Saw this video on Danielle's Black Snob blog post and not only did her words resonate with me, but this song has been in my head ever since. [And here I was thinking I stumbled across a cool new song and it's been out since 2010. I guess that's what happens when you have a day job...] which I'm working hard at molding into my passion. No more accounting, I am a writer [say out loud and with confidence!]
And I was a bit jealous when Danielle listed all the wonderful directions her career was going: regular columnist with Essence, a book deal, wrote & shot a TV pilot, on CNN and NPR, blah, blah, blah. But then there's this part of her that longs for that special someone to settle down with and raise a family. And with V-day around the corner, I'm once again reminded that I'm single and alone.
I've been searching for that perfect match since the 6th grade. And although I've made some connections over the last, uh, several decades, some destructive, some blissful, I wonder, where the hell is he?!?!

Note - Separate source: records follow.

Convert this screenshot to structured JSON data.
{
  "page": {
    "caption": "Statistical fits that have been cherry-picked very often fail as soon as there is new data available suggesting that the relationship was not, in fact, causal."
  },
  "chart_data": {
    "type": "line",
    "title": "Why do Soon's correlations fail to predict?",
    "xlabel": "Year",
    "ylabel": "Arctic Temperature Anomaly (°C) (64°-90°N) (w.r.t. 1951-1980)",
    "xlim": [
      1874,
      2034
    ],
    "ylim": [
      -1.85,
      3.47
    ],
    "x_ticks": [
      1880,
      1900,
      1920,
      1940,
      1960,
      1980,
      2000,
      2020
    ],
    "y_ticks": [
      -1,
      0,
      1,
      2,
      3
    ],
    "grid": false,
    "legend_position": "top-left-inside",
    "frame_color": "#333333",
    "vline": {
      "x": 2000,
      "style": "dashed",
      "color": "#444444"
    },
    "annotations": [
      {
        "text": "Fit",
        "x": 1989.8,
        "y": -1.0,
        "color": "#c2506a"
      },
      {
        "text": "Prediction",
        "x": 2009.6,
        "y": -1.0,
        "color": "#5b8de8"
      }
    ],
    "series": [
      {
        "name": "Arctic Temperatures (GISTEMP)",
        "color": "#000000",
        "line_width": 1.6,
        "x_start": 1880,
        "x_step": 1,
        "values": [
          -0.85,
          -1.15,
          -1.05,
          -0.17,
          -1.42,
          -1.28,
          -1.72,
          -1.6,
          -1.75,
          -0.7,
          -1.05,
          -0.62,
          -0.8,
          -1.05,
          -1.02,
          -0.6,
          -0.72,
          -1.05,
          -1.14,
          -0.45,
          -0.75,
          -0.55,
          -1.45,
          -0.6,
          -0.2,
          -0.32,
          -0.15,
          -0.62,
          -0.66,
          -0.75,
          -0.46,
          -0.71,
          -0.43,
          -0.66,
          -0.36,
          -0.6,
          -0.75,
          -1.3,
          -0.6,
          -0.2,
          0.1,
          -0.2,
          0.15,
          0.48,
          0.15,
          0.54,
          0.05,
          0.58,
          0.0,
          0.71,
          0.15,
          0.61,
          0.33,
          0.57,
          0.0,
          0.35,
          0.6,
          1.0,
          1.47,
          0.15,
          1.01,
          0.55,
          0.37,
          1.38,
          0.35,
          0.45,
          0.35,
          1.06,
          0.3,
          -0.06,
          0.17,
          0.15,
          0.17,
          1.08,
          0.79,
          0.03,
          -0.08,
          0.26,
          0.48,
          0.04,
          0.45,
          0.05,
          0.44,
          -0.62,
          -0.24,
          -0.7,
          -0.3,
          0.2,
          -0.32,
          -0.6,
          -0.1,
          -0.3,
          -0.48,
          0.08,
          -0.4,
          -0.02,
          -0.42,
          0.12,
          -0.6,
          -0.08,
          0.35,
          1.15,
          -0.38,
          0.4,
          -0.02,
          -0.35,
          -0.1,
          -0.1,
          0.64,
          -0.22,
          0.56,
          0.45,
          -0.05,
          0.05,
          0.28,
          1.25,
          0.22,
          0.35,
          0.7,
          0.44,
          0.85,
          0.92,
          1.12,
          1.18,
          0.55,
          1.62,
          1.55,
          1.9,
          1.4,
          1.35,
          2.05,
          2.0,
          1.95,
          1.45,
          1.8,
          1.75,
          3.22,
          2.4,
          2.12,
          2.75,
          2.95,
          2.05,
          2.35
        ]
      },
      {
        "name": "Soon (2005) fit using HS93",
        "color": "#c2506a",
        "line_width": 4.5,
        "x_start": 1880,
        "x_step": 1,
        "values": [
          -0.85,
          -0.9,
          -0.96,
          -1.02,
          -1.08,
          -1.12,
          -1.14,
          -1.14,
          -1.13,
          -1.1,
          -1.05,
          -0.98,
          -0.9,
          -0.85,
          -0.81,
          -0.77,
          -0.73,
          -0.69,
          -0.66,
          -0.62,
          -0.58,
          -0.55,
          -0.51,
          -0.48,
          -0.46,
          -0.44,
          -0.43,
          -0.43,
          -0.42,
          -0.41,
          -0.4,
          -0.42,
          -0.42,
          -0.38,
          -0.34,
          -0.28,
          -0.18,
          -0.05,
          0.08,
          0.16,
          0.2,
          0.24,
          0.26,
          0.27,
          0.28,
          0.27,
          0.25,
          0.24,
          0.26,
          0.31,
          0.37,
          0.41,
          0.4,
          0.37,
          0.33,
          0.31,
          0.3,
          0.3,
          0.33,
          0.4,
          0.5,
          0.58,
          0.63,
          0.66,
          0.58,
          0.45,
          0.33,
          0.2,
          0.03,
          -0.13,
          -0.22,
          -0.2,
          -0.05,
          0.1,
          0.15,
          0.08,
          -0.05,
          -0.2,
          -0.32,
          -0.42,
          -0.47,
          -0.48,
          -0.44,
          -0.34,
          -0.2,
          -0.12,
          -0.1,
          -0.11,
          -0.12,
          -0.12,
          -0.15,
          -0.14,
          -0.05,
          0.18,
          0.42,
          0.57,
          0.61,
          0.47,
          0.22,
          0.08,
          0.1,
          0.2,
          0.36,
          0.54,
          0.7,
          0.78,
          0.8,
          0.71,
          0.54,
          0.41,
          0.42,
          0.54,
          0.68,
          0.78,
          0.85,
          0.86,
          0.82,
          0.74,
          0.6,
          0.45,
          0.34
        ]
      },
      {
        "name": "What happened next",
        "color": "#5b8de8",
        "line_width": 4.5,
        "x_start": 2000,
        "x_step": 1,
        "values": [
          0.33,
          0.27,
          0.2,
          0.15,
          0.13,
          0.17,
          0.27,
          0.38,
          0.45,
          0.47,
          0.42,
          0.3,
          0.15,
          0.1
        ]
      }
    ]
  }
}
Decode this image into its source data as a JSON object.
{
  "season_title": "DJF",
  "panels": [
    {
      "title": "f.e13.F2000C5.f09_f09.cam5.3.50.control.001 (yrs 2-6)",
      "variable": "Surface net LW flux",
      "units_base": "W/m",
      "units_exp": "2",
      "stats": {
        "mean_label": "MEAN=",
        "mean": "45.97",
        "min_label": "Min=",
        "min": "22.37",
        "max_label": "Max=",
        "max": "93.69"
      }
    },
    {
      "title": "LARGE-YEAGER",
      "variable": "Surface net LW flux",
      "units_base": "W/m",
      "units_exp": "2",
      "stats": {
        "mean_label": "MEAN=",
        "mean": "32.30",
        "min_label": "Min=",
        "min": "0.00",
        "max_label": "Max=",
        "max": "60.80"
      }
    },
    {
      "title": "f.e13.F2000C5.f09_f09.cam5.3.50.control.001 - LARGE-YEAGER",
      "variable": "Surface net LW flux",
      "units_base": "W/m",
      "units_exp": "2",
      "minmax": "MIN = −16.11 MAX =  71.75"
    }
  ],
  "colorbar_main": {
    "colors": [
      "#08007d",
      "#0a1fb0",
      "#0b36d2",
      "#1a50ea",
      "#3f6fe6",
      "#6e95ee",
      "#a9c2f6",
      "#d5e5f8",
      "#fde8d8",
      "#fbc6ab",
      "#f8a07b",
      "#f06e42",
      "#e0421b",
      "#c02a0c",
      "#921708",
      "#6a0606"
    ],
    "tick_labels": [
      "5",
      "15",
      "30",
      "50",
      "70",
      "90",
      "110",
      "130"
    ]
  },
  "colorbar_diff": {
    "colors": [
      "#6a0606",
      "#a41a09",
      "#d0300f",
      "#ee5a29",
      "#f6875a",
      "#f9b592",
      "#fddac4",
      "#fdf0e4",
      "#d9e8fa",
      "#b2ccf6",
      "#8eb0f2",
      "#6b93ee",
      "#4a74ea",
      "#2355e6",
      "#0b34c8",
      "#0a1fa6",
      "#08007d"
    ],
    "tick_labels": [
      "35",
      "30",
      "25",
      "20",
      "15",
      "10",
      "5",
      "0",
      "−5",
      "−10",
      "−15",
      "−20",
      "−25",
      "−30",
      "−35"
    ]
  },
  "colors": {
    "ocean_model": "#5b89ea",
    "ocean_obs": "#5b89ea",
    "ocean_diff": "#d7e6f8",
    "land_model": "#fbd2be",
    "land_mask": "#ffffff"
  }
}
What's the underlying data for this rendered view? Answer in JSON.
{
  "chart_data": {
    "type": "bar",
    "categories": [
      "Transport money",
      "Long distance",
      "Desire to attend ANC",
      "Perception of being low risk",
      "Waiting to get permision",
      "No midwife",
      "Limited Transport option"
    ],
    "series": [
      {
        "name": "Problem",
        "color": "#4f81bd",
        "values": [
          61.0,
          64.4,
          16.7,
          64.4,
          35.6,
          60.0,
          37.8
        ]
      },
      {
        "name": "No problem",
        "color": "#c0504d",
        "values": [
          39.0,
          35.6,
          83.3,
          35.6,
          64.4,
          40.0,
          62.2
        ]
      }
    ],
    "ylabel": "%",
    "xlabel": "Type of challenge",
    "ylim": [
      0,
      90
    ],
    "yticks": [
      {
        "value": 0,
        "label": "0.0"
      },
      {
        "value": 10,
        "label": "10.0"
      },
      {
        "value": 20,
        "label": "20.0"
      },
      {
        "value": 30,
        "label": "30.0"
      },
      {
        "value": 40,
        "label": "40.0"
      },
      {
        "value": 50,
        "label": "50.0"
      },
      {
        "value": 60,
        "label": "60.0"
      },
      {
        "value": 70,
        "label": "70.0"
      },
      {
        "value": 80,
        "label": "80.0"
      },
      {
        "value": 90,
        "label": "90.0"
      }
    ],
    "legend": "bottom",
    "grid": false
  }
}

I am, however, comforted that I'm finally in a space where I'm ready to receive my soul-mate, which is why those previous connections were doomed from the beginning, [believe me, I cherish those lessons, every relationship helped shaped me into who I am today.] And so now I know myself intimately - I'm confident, happy, outgoing, creative, spiritual, and so much more. And I now know what I want and need from that special someone, which narrows down the playing field considerably, but also makes it easier to know when we've found one another.
The biggest change and what I'm most grateful for, is that I now have trust and faith...he is out there and we will be together. And while I wait, I'll continue to play, write and create! [and send smoke signals while dancing along with Kimbra's i want to "settle down" anthem.]